History

 I started out using tire irons for changing my motorcycle tires for one, because I like doing things myself and two because I hate paying someone to do something I know I can do myself.  However, it didn't take me long to figure out that TIRE IRONS, fingers and other miscellaneous body parts were not compatible when used together. Not to mention scratched and or damaged rims from slip ups, oops and oh &%#@'s. After a very frustrating day changing a rear tire on a Valkyrie I started searching the web for mount/demount tire tools and found a few of them that got my attention. I was all set to purchase one of the prefab bars and then my inner cheapskate got the best of me. I knew I could fab something as good or better and I figured I could make a few extra bars for some local riders that showed interest and would cover the cost of my own. Covering your expenses is a good thing. After making the first batch and having a bunch of happy customers, I kept getting requests from other riders wanting me to build a tire tool for them. After four batches of seven I decided I'd start fabricating the bars on a regular basis, hence this web site.

Fabrication

Before I built my first batch I examined the various bars available and made one that I thought incorporated the best attributes of each of them. I didn't like the solid square bar on a couple of the prefab bars, but I liked the mount end. BTW the mount end design minus the nylon protector has been around since the early 1900 and model T.  My original legacy delrin tips that I turned on my own lathe were initially reinforced with a 5/16" case hardened core. I now use No-Mar demount tips that I purchase directly from them. I use standard 3/4" schedule 40 water pipe with an ID of ~.830 and is readily available at most places that carry cold/hot rolled steel. The tubing is strong and it's light weight so the tire tool weighs less than 5lbs.

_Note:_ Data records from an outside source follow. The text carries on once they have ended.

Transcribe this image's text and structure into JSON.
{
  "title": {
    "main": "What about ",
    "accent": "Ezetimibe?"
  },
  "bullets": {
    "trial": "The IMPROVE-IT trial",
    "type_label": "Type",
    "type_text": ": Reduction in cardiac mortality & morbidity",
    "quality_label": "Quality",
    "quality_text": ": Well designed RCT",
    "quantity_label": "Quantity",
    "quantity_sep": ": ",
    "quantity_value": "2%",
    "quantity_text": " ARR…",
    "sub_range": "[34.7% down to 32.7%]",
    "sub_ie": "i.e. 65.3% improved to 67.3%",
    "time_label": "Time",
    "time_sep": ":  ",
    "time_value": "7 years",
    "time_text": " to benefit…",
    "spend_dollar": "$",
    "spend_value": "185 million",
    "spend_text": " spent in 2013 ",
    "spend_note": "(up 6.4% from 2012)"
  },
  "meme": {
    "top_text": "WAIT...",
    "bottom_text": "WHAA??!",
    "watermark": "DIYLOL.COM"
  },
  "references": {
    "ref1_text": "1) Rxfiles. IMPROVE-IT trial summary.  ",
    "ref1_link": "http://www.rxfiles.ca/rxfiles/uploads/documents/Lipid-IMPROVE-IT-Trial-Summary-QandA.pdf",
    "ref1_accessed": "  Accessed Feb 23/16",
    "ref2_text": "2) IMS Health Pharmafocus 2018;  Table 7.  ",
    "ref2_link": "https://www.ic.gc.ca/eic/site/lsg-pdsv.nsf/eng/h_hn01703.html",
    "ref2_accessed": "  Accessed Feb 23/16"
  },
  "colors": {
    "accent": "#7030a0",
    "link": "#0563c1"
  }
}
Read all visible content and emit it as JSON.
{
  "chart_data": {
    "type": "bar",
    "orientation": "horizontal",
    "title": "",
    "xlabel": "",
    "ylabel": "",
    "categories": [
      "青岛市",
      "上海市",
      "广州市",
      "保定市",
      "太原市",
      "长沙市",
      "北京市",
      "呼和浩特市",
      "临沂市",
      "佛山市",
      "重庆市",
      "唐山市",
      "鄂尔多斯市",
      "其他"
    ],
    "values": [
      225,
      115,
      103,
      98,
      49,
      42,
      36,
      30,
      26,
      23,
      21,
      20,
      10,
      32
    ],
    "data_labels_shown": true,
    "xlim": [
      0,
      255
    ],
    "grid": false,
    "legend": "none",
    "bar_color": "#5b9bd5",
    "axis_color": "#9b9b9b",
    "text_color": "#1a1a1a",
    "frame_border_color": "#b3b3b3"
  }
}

I do all of the fabrication myself with the exception of the No-Mar demount tips and they are made from UHMW, which is a self lubricating plastic. Try getting a single piece demount tip made from a local machine shop like No-Mar manufactures & sells and you will quickly appreciate the cost of replacement demount tips from No-Mar. For the mount end I use nylon 6/6 which is also self lubricating and quite a bit tougher than UHMW. The L shaped piece of nylon is held in place by two flat head machine screws that are counter sunk. Having two screws prevents the nylon from rotating when pressure is applied during the mounting process. A single screw will eventually fail.
 

The  tire tool comes unpainted. If I painted them it would add ~$10 to $15 to the cost of the bar. Just paint it with what ever kind of spray paint you have in your shop. The tire tool is going to get banged up when you use it so why spend the money.